A novembre 2025, il Parlamento europeo aveva invitato a fissare a 16 anni l’età minima per l’iscrizione ai social. La prima a muoversi in tal senso, con multe pesantissime, è stata però l’Australia, che ha introdotto a dicembre 2025 un divieto assoluto di social per gli under 16.
Analoga misura è in vigore dal 1° giugno 2026 anche in Malesia, mentre a marzo di quest’anno l’Indonesia ha imposto lo stop a piattaforme come TikTok e Roblox sempre a chi ha meno di 16 anni.

In Cina non è invece in vigore un divieto, ma una serie di restrizioni temporali per i minori di 16 anni.
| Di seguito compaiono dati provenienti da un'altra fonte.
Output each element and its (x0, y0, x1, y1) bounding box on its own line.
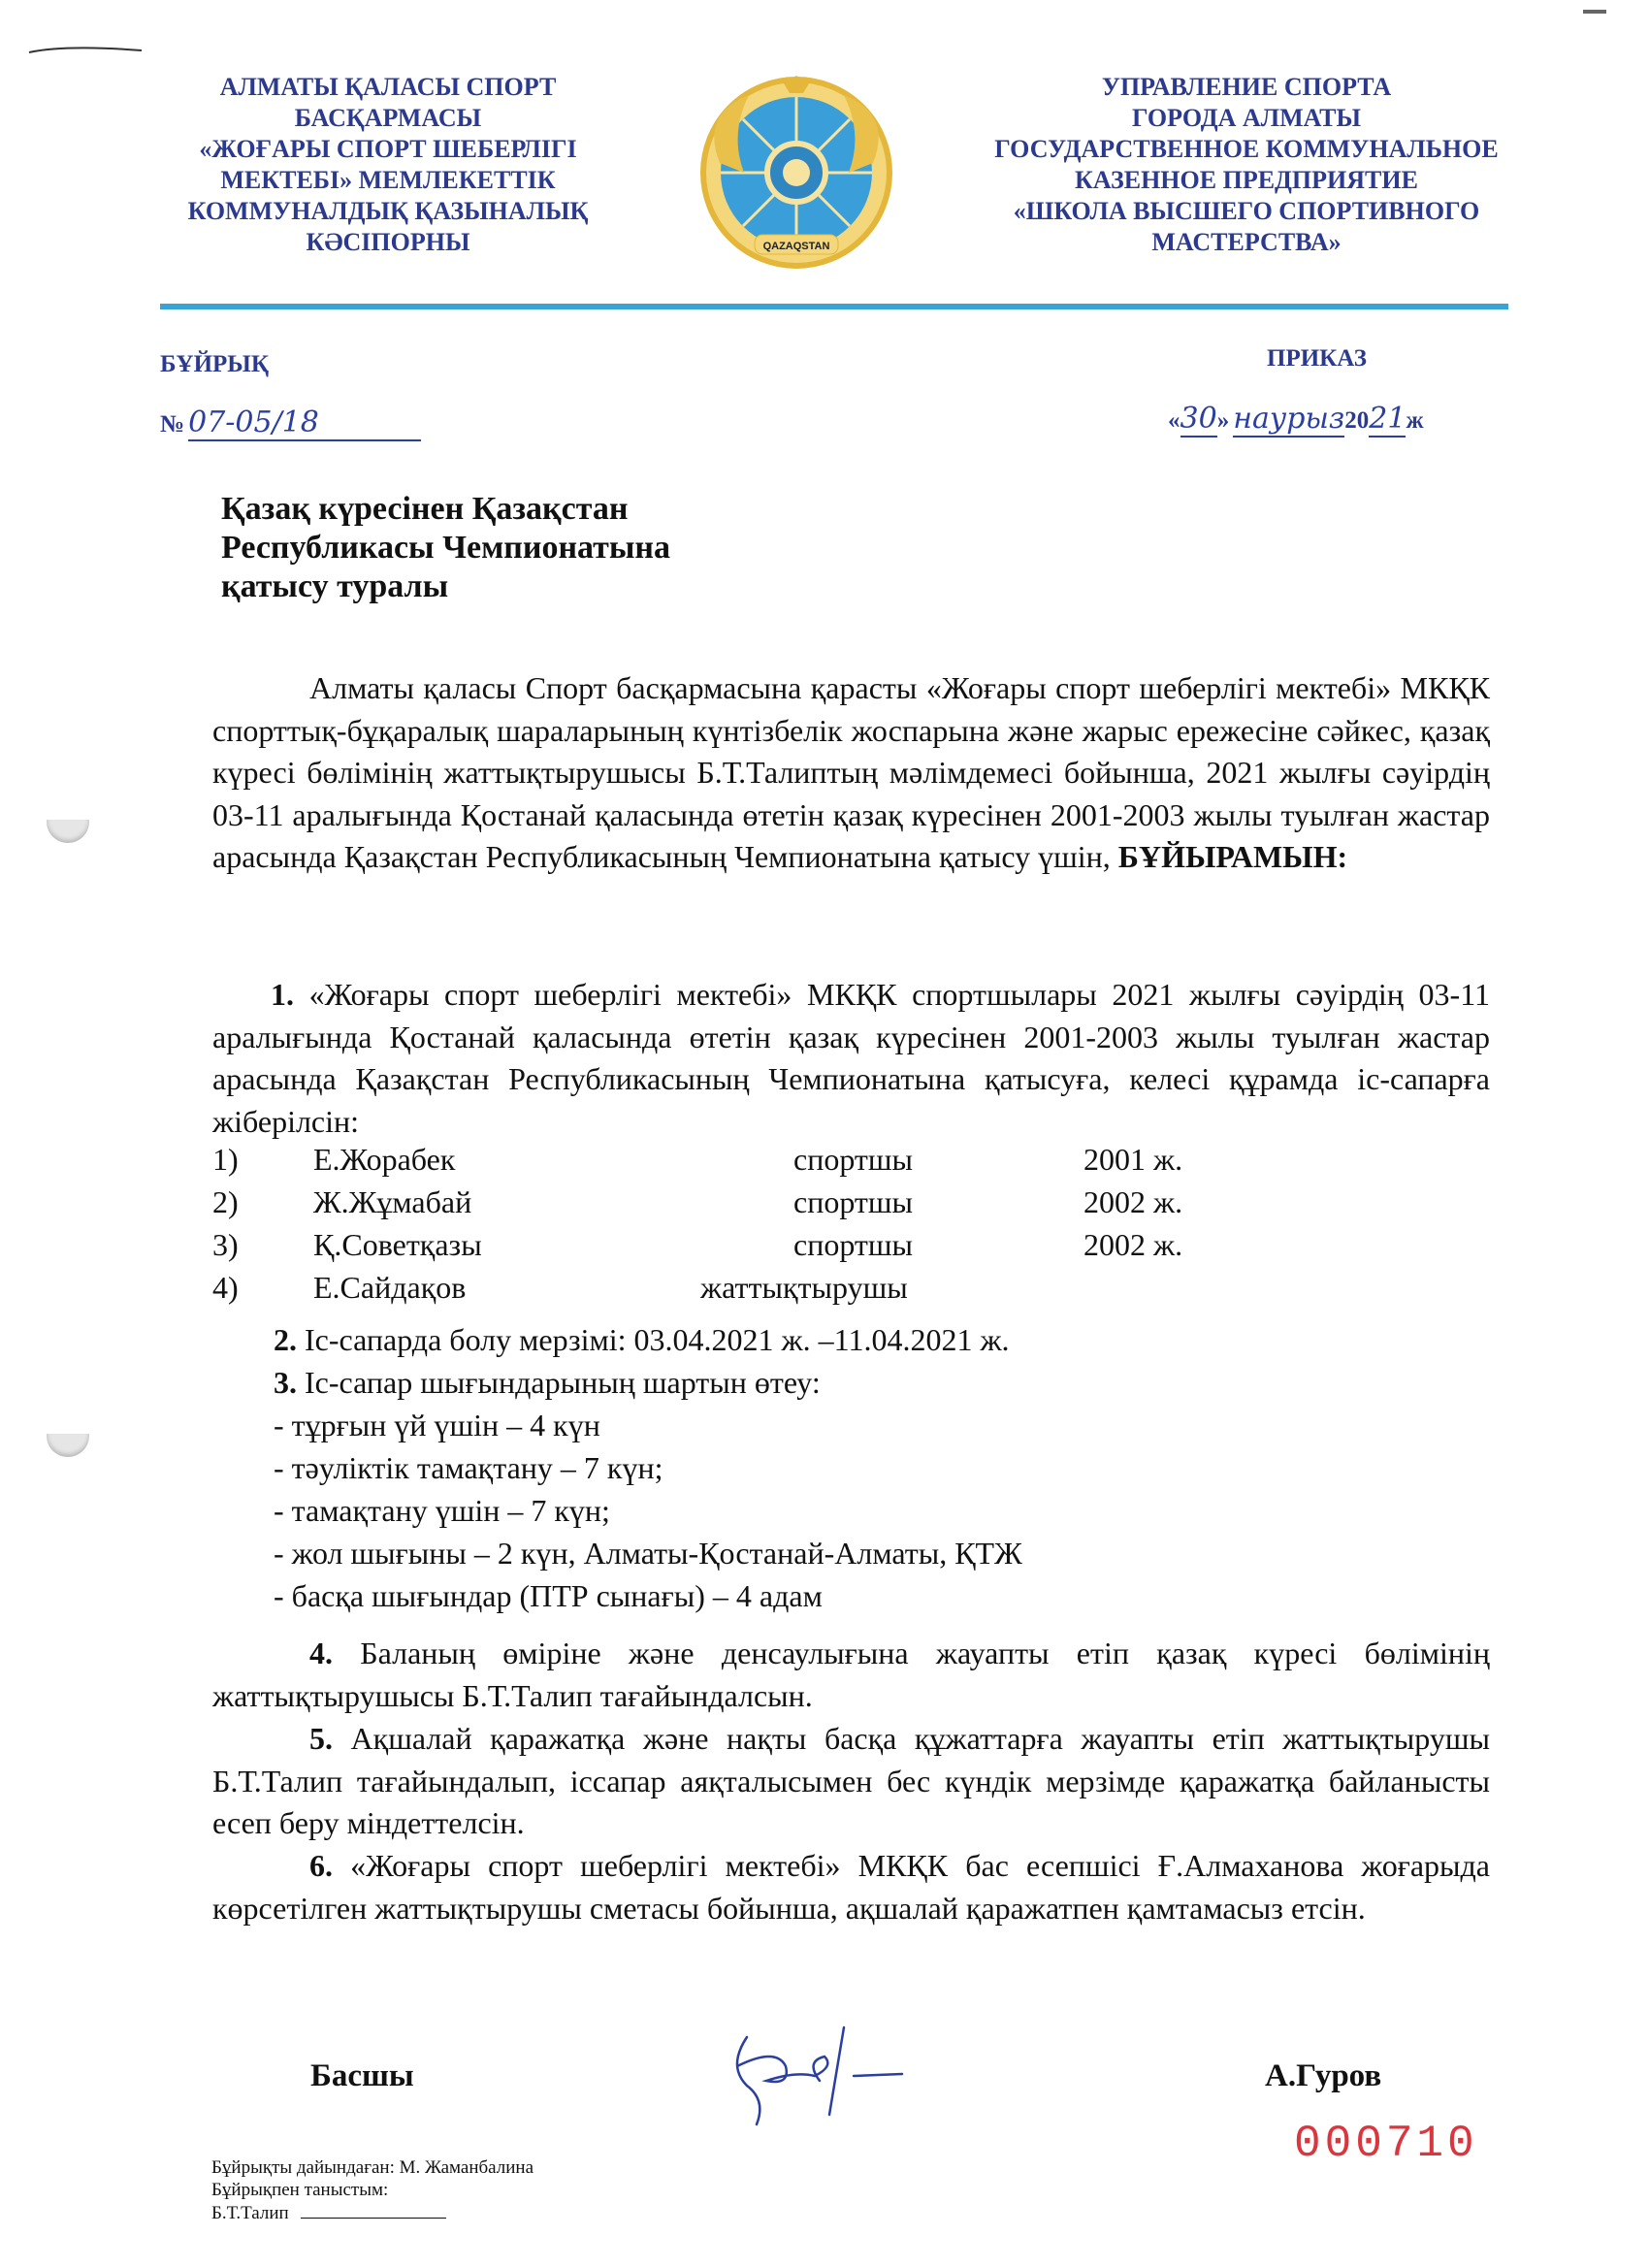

Ci sono poi Stati, tra cui Francia, Portogallo, Regno Unito, Danimarca e Spagna, che hanno avviato un iter legislativo in materia, anche se questo non è stato ancora completato. Sono a buon punto anche le proposte di legge di Norvegia, Brasile, Grecia e Austria. La Germania (che però punta al limite dei 14 anni) è più o meno allo stesso livello dell’Italia. E negli Usa, in attesa di una normativa federale, hanno norme in materia alcuni Stati come Florida, Tennessee e Missisippi.